Political party in Liberia

The Liberia Destiny Party (LDP) was a political party in Liberia.

==History==
The LDP was founded in January 2004 by Nathaniel Barnes, who served as finance minister under President Charles Taylor. It was certified by the National Elections Commission (NEC) on July 4, 2005. In the 2005 election, Barnes served as the party's presidential candidate, with Parleh Dargbeh Harris as his running mate. Barnes received 9,325 votes, 1.0% of the total. In the subsequent run-off election, the LDP supported the Unity Party (UP) candidate, Ellen Johnson Sirleaf. The party fielded 11 candidates in the 2005 legislative elections, with 3 of them running in Senate races and 8 of them running in House races. None were elected.

In the 2009 River Gee County by-election caused by the death of Senator Isaac N. Johnson, Nathaniel Williams of the LDP was elected over the ruling UP candidate Conmany Wesseh.
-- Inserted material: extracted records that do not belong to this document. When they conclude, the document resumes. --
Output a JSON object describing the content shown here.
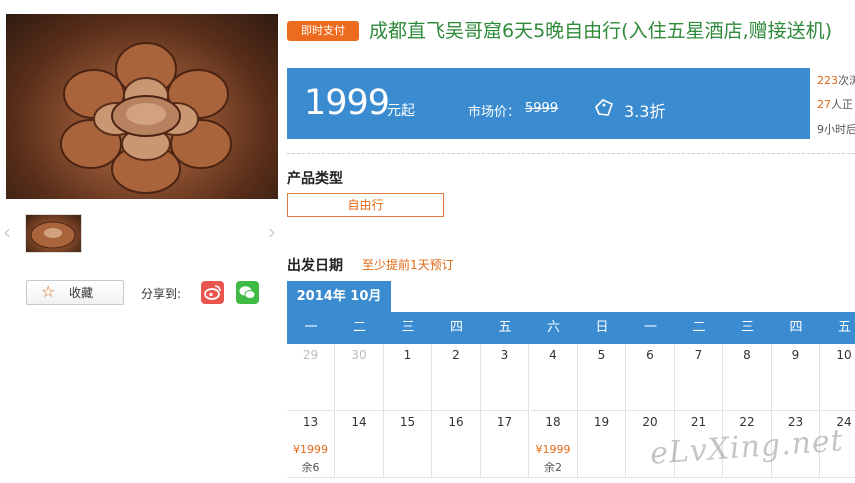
{
  "gallery": {
    "prev_arrow": "‹",
    "next_arrow": "›"
  },
  "actions": {
    "favorite_label": "收藏",
    "share_label": "分享到:",
    "share_targets": [
      "weibo-icon",
      "wechat-icon"
    ]
  },
  "product": {
    "pay_badge": "即时支付",
    "title": "成都直飞吴哥窟6天5晚自由行(入住五星酒店,赠接送机)",
    "price": "1999",
    "price_unit": "元起",
    "market_label": "市场价：",
    "market_price": "5999",
    "discount": "3.3折",
    "stats": [
      {
        "num": "223",
        "text": "次浏"
      },
      {
        "num": "27",
        "text": "人正"
      },
      {
        "num": "",
        "text": "9小时后"
      }
    ],
    "type_label": "产品类型",
    "type_value": "自由行",
    "depart_label": "出发日期",
    "depart_note": "至少提前1天预订"
  },
  "calendar": {
    "month": "2014年 10月",
    "weekdays": [
      "一",
      "二",
      "三",
      "四",
      "五",
      "六",
      "日",
      "一",
      "二",
      "三",
      "四",
      "五"
    ],
    "rows": [
      [
        {
          "d": "29",
          "other": true
        },
        {
          "d": "30",
          "other": true
        },
        {
          "d": "1"
        },
        {
          "d": "2"
        },
        {
          "d": "3"
        },
        {
          "d": "4"
        },
        {
          "d": "5"
        },
        {
          "d": "6"
        },
        {
          "d": "7"
        },
        {
          "d": "8"
        },
        {
          "d": "9"
        },
        {
          "d": "10"
        }
      ],
      [
        {
          "d": "13",
          "price": "¥1999",
          "rest": "余6"
        },
        {
          "d": "14"
        },
        {
          "d": "15"
        },
        {
          "d": "16"
        },
        {
          "d": "17"
        },
        {
          "d": "18",
          "price": "¥1999",
          "rest": "余2"
        },
        {
          "d": "19"
        },
        {
          "d": "20"
        },
        {
          "d": "21"
        },
        {
          "d": "22"
        },
        {
          "d": "23"
        },
        {
          "d": "24"
        }
      ]
    ]
  },
  "watermark": "eLvXing.net",
  "colors": {
    "accent_blue": "#3a8bd0",
    "accent_orange": "#e06a17",
    "title_green": "#2f8a3a"
  }
}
In December 2010, Barnes expressed interest in contesting the presidency again in the 2011 election. In July 2011, he explained his party would not be contesting the presidency. In the 2011 legislative elections, the LDP fielded 5 Senate candidates and 18 House candidates. Senator Williams was defeated in his attempt at re-election by independent candidate Matthew Jaye. Alfred G. Juweh Sr. was elected in Rivercess County's 1st House district and Dallas Advertus V. Gueh was elected to the Rivercess County Senate seat.
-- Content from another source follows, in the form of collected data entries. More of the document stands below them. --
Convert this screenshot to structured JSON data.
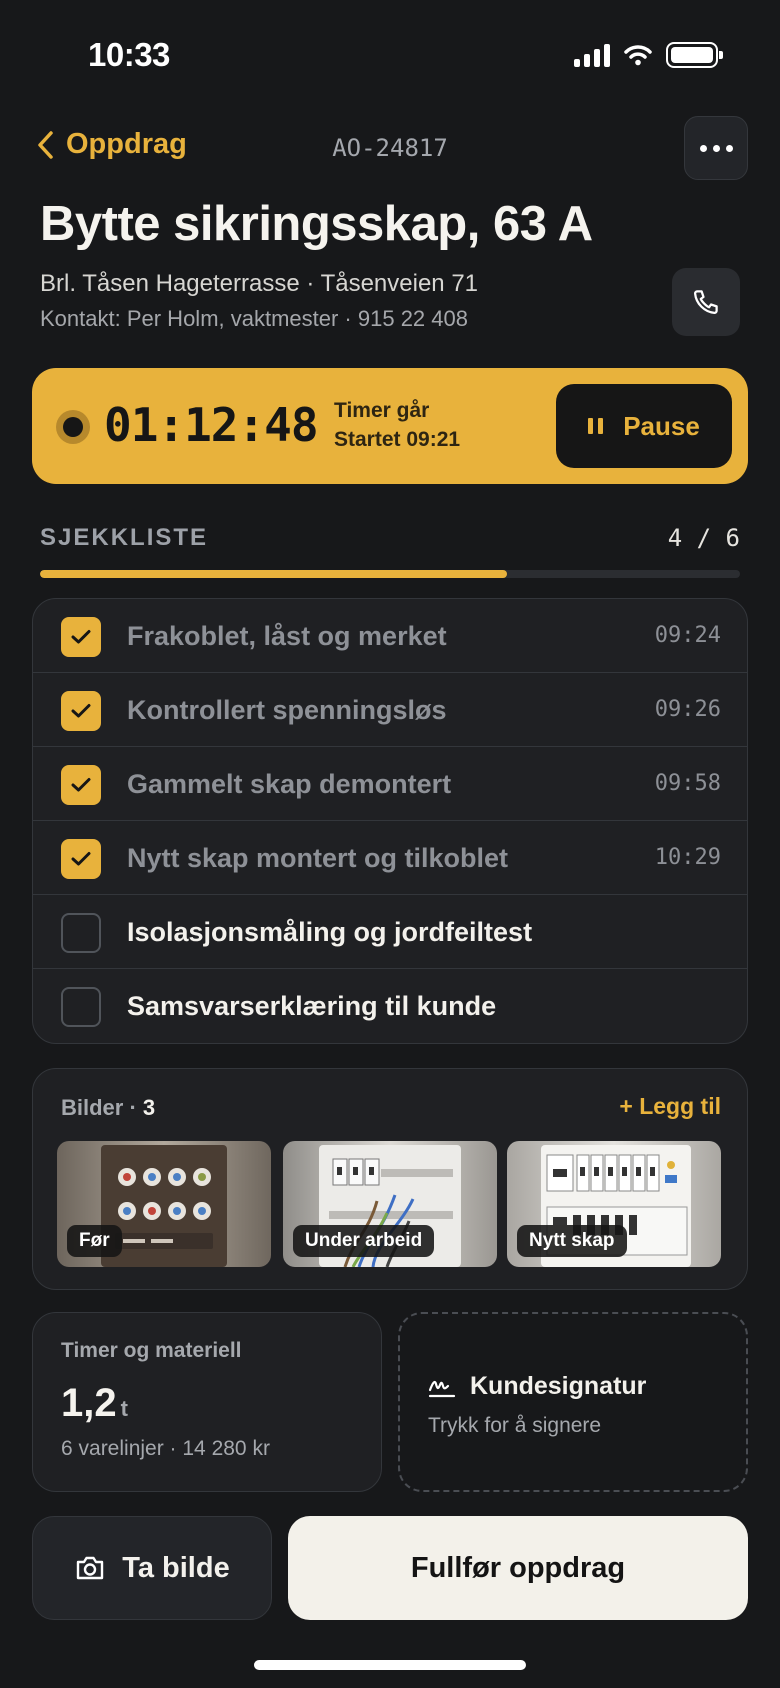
{
  "status_bar": {
    "time": "10:33"
  },
  "nav": {
    "back_label": "Oppdrag",
    "job_id": "AO-24817"
  },
  "job": {
    "title": "Bytte sikringsskap, 63 A",
    "address": "Brl. Tåsen Hageterrasse · Tåsenveien 71",
    "contact": "Kontakt: Per Holm, vaktmester · 915 22 408"
  },
  "timer": {
    "elapsed": "01:12:48",
    "status": "Timer går",
    "started": "Startet 09:21",
    "pause_label": "Pause"
  },
  "checklist": {
    "section_label": "SJEKKLISTE",
    "progress_text": "4 / 6",
    "completed": 4,
    "total": 6,
    "items": [
      {
        "label": "Frakoblet, låst og merket",
        "time": "09:24",
        "done": true
      },
      {
        "label": "Kontrollert spenningsløs",
        "time": "09:26",
        "done": true
      },
      {
        "label": "Gammelt skap demontert",
        "time": "09:58",
        "done": true
      },
      {
        "label": "Nytt skap montert og tilkoblet",
        "time": "10:29",
        "done": true
      },
      {
        "label": "Isolasjonsmåling og jordfeiltest",
        "time": "",
        "done": false
      },
      {
        "label": "Samsvarserklæring til kunde",
        "time": "",
        "done": false
      }
    ]
  },
  "photos": {
    "title": "Bilder ·",
    "count": "3",
    "add_label": "Legg til",
    "items": [
      {
        "tag": "Før"
      },
      {
        "tag": "Under arbeid"
      },
      {
        "tag": "Nytt skap"
      }
    ]
  },
  "materials": {
    "title": "Timer og materiell",
    "hours": "1,2",
    "unit": "t",
    "summary": "6 varelinjer · 14 280 kr"
  },
  "signature": {
    "title": "Kundesignatur",
    "hint": "Trykk for å signere"
  },
  "actions": {
    "camera_label": "Ta bilde",
    "finish_label": "Fullfør oppdrag"
  },
  "colors": {
    "accent": "#e8b23c",
    "background": "#17181a",
    "card": "#1f2023",
    "finish_button": "#f3f1ea"
  },
  "icons": [
    "chevron-left-icon",
    "more-icon",
    "phone-icon",
    "record-icon",
    "pause-icon",
    "check-icon",
    "plus-icon",
    "signature-icon",
    "camera-icon"
  ]
}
By May 2014, the NEC had filed a petition to have 20 political parties, including the LDP, decertified. The LDP was accused of not meeting the standard for submitting statements to the NEC detailing the assets and liabilities of the party and its candidates. It was additionally accused of knowingly submitting false or misleading statements. Instead of challenging his party's decertification, Barnes joined the Free Democratic Party, a constituent party of the National Democratic Coalition, by October 2015.